Growing up, I heard the line “Brave kids don’t cry” way too many times. And frankly, it was a great way to make four year olds stop crying. Being brave was our fantasy then, the very limit to our wild imaginations.

But then, we grew up. All of us did. And recently, when I heard this line again, something felt different. It was like this epiphany, this sudden realisation. When we tell kids that it’s not being brave when you cry, we’re indirectly telling them that crying is cowardice. No, it’s not.

I get the fact that we’re just saying this to make kids stop crying, right? But as adults, we have no idea what goes in kids’ minds. If that one line gets stuck in their head, it could severely impact mental health as they grow up.
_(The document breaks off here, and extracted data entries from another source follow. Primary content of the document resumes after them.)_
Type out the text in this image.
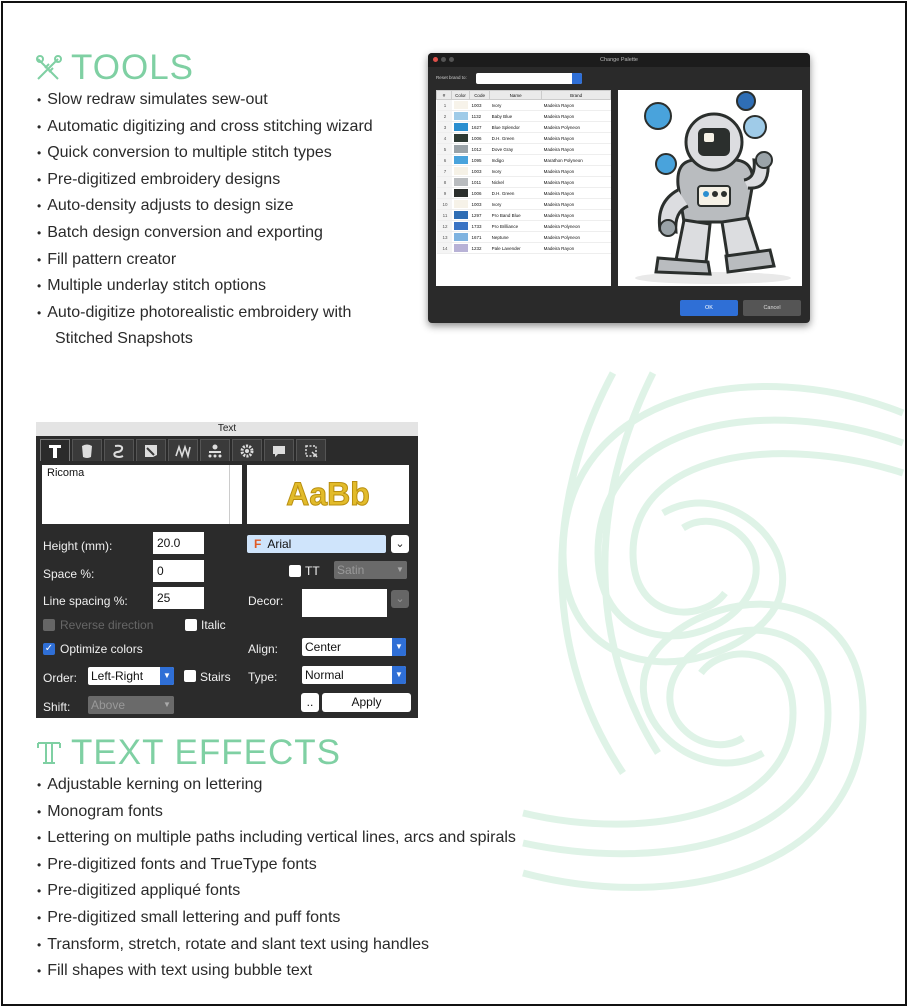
TOOLS
• Slow redraw simulates sew-out
• Automatic digitizing and cross stitching wizard
• Quick conversion to multiple stitch types
• Pre-digitized embroidery designs
• Auto-density adjusts to design size
• Batch design conversion and exporting
• Fill pattern creator
• Multiple underlay stitch options
• Auto-digitize photorealistic embroidery with
Stitched Snapshots
Change Palette
Reset brand to:
#	Color	Code	Name	Brand
1		1003	Ivory	Madeira Rayon
2		1132	Baby Blue	Madeira Rayon
3		1627	Blue Splendor	Madeira Polyneon
4		1006	D.H. Green	Madeira Rayon
5		1012	Dove Gray	Madeira Rayon
6		1095	Indigo	Marathon Polyneon
7		1003	Ivory	Madeira Rayon
8		1011	Nickel	Madeira Rayon
9		1006	D.H. Green	Madeira Rayon
10		1003	Ivory	Madeira Rayon
11		1297	Pro Band Blue	Madeira Rayon
12		1733	Pro Brilliance	Madeira Polyneon
13		1671	Neptune	Madeira Polyneon
14		1232	Pale Lavender	Madeira Rayon
OK	Cancel
Text
Ricoma
AaBb
Height (mm):	20.0
Space %:	0
Line spacing %:	25
Reverse direction	Italic
✓ Optimize colors
Order: Left-Right	▼ Stairs
Shift: Above	▼
F Arial	⌄
TT Satin	▼
Decor:	⌄
Align: Center	▼
Type: Normal	▼
..	Apply
TEXT EFFECTS
• Adjustable kerning on lettering
• Monogram fonts
• Lettering on multiple paths including vertical lines, arcs and spirals
• Pre-digitized fonts and TrueType fonts
• Pre-digitized appliqué fonts
• Pre-digitized small lettering and puff fonts
• Transform, stretch, rotate and slant text using handles
• Fill shapes with text using bubble text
Crying needs to be de-stigmatized from the status it is at right now. It is not “girly” or “sissy” or “childish”. People don’t cry because they’re weak. Sometimes, it’s just because things hurt too much. It’s because whatever strength they had is starting to crumble. People cry simply because life is overwhelming once in a while. And it is perfectly okay.

To break down, to cry, to feel like drowning is okay. Do not let anyone tell you that’s weak. The sole fact that you are living today, thriving in a world that has the capability to rip you apart, proves how brave you are. Remember that.

It is better to let out emotions that keep them in ourselves. Sometimes the sheer magnitude of those emotions in us becomes so large, it causes us to fall. Harder than we would have if the emotions would have come out in the first place.

Parents… please teach your kids that being brave means standing up against injustice. Being brave means having courage to express their feelings. Being brave means having guts to do what you really want, and not fit into the stereotypes that society has placed in front of us. Being brave means making your mark out in the world.

Grow. If growing means falling apart, then so be it. Even a phoenix dies in order to be resurrected, in order to come back stronger. If growing means shattering and then re-building, then so be it. After a devastating earthquake, even the largest metropolis in the world comes back from broken pieces of textiles and cement.

What I’m saying is, once you’re done crying, once you’re done letting out whatever was churning inside of you, once you’re clean, come back to ground zero. Or ground five, or fifteen, or wherever you left yourself. And start again.